Llegaban por bandadas las
torcazas a la hacienda y el ruido de sus alas azotaba el techo de
calamina. En cambio las calandrias llegaban solas, exhibiendo sus alas;
se posaban lentamente sobre los lúcumos, en las más altas ramas, y
cantaban.
A esa hora descansaba un rato, Singu, el pequeño sirviente de la
hacienda. Subía a la piedra amarilla que había frente a la puerta falsa
de la casa; y miraba la quebrada, el espectáculo del río al anochecer.
Veía pasar las aves que venían del sur hacia la huerta de árboles
frutales.
La velocidad de las palomas le oprimía el corazón; en cambio, el vuelo
de las calandrias se retrataba en su alma, vivamente, lo regocijaba. Los
otros pájaros comunes no le atraían. Las calandrias cantaban cerca, en
los árboles próximos. A ratos, desde el fondo del bosque, llegaba la luz
tibia de las palomas. Creía Singu que de ese canto invisible brotaba la
noche porque el canto de la calandria ilumina como la luz, vibra como
ella, como el rayo de un espejo. Singu se sentaba sobre la piedra. Le
extrañaba que precisamente al anochecer se destacara tanto la flor de
los duraznos. Le parecía que el sonido del río movía los árboles y
mostraba las pequeñas flores blancas y rosadas, aun los resplandores
internos, de tonos oscuros, de las flores rosadas.

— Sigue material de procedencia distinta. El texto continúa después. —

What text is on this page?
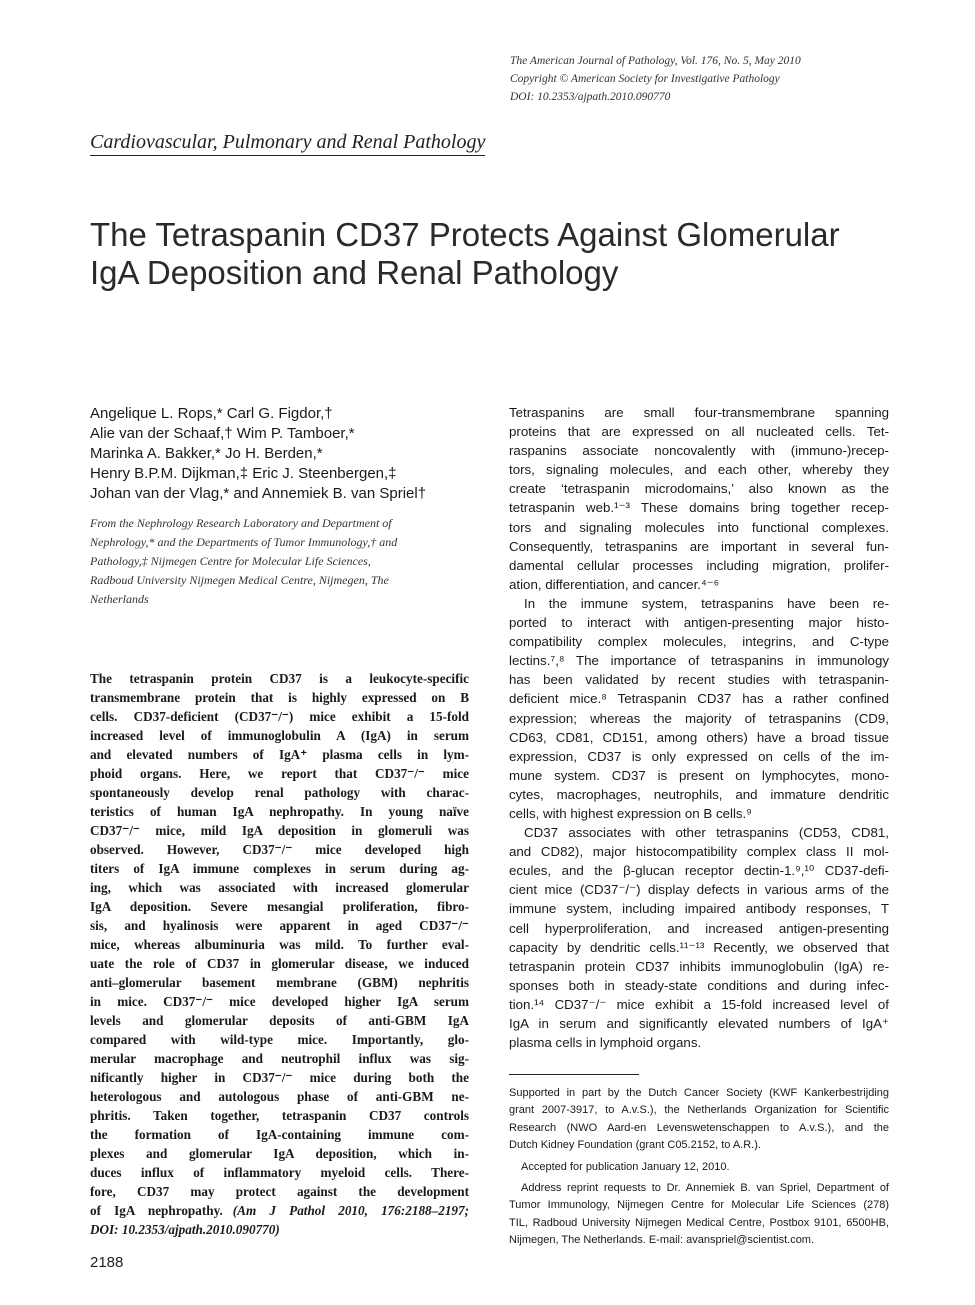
The American Journal of Pathology, Vol. 176, No. 5, May 2010
Copyright © American Society for Investigative Pathology
DOI: 10.2353/ajpath.2010.090770
Cardiovascular, Pulmonary and Renal Pathology
The Tetraspanin CD37 Protects Against Glomerular
IgA Deposition and Renal Pathology
Angelique L. Rops,* Carl G. Figdor,†
Alie van der Schaaf,† Wim P. Tamboer,*
Marinka A. Bakker,* Jo H. Berden,*
Henry B.P.M. Dijkman,‡ Eric J. Steenbergen,‡
Johan van der Vlag,* and Annemiek B. van Spriel†
From the Nephrology Research Laboratory and Department of
Nephrology,* and the Departments of Tumor Immunology,† and
Pathology,‡ Nijmegen Centre for Molecular Life Sciences,
Radboud University Nijmegen Medical Centre, Nijmegen, The
Netherlands
The tetraspanin protein CD37 is a leukocyte-specific
transmembrane protein that is highly expressed on B
cells. CD37-deficient (CD37⁻/⁻) mice exhibit a 15-fold
increased level of immunoglobulin A (IgA) in serum
and elevated numbers of IgA⁺ plasma cells in lym-
phoid organs. Here, we report that CD37⁻/⁻ mice
spontaneously develop renal pathology with charac-
teristics of human IgA nephropathy. In young naïve
CD37⁻/⁻ mice, mild IgA deposition in glomeruli was
observed. However, CD37⁻/⁻ mice developed high
titers of IgA immune complexes in serum during ag-
ing, which was associated with increased glomerular
IgA deposition. Severe mesangial proliferation, fibro-
sis, and hyalinosis were apparent in aged CD37⁻/⁻
mice, whereas albuminuria was mild. To further eval-
uate the role of CD37 in glomerular disease, we induced
anti–glomerular basement membrane (GBM) nephritis
in mice. CD37⁻/⁻ mice developed higher IgA serum
levels and glomerular deposits of anti-GBM IgA
compared with wild-type mice. Importantly, glo-
merular macrophage and neutrophil influx was sig-
nificantly higher in CD37⁻/⁻ mice during both the
heterologous and autologous phase of anti-GBM ne-
phritis. Taken together, tetraspanin CD37 controls
the formation of IgA-containing immune com-
plexes and glomerular IgA deposition, which in-
duces influx of inflammatory myeloid cells. There-
fore, CD37 may protect against the development
of IgA nephropathy. (Am J Pathol 2010, 176:2188–2197;
DOI: 10.2353/ajpath.2010.090770)
Tetraspanins are small four-transmembrane spanning
proteins that are expressed on all nucleated cells. Tet-
raspanins associate noncovalently with (immuno-)recep-
tors, signaling molecules, and each other, whereby they
create ‘tetraspanin microdomains,’ also known as the
tetraspanin web.¹⁻³ These domains bring together recep-
tors and signaling molecules into functional complexes.
Consequently, tetraspanins are important in several fun-
damental cellular processes including migration, prolifer-
ation, differentiation, and cancer.⁴⁻⁶
In the immune system, tetraspanins have been re-
ported to interact with antigen-presenting major histo-
compatibility complex molecules, integrins, and C-type
lectins.⁷,⁸ The importance of tetraspanins in immunology
has been validated by recent studies with tetraspanin-
deficient mice.⁸ Tetraspanin CD37 has a rather confined
expression; whereas the majority of tetraspanins (CD9,
CD63, CD81, CD151, among others) have a broad tissue
expression, CD37 is only expressed on cells of the im-
mune system. CD37 is present on lymphocytes, mono-
cytes, macrophages, neutrophils, and immature dendritic
cells, with highest expression on B cells.⁹
CD37 associates with other tetraspanins (CD53, CD81,
and CD82), major histocompatibility complex class II mol-
ecules, and the β-glucan receptor dectin-1.⁹,¹⁰ CD37-defi-
cient mice (CD37⁻/⁻) display defects in various arms of the
immune system, including impaired antibody responses, T
cell hyperproliferation, and increased antigen-presenting
capacity by dendritic cells.¹¹⁻¹³ Recently, we observed that
tetraspanin protein CD37 inhibits immunoglobulin (IgA) re-
sponses both in steady-state conditions and during infec-
tion.¹⁴ CD37⁻/⁻ mice exhibit a 15-fold increased level of
IgA in serum and significantly elevated numbers of IgA⁺
plasma cells in lymphoid organs.
Supported in part by the Dutch Cancer Society (KWF Kankerbestrijding
grant 2007-3917, to A.v.S.), the Netherlands Organization for Scientific
Research (NWO Aard-en Levenswetenschappen to A.v.S.), and the
Dutch Kidney Foundation (grant C05.2152, to A.R.).
Accepted for publication January 12, 2010.
Address reprint requests to Dr. Annemiek B. van Spriel, Department of
Tumor Immunology, Nijmegen Centre for Molecular Life Sciences (278)
TIL, Radboud University Nijmegen Medical Centre, Postbox 9101, 6500HB,
Nijmegen, The Netherlands. E-mail: avanspriel@scientist.com.
2188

Estaba mirando el camino de la huerta, cuando vio entrar en el callejón
empedrado del caserío, un perro escuálido, de color amarillo. Andaba
husmeando, con el rabo metido entre las piernas. Tenía "anteojos"; unas
manchas redondas de color claro, arriba de los ojos.
Se detuvo frente a la puerta falsa. Empezó a lamer el suelo donde la
cocinera había echado el agua con que lavó las ollas. Inclinó el cuerpo
hacia atrás; alcanzaba el agua sucia estirando el cuello. Se agazapó un
poco. Estaba atento, para saltar y echarse a correr si alguien abría la
puerta. Se hundieron aún más los costados de su vientre; resaltaban los
huesos de las piernas; sus orejas se recogieron hacia atrás; eran
oscuras, por las puntas.
Singu buscaba un nombre. Recordaba febrilmente nombres de perros.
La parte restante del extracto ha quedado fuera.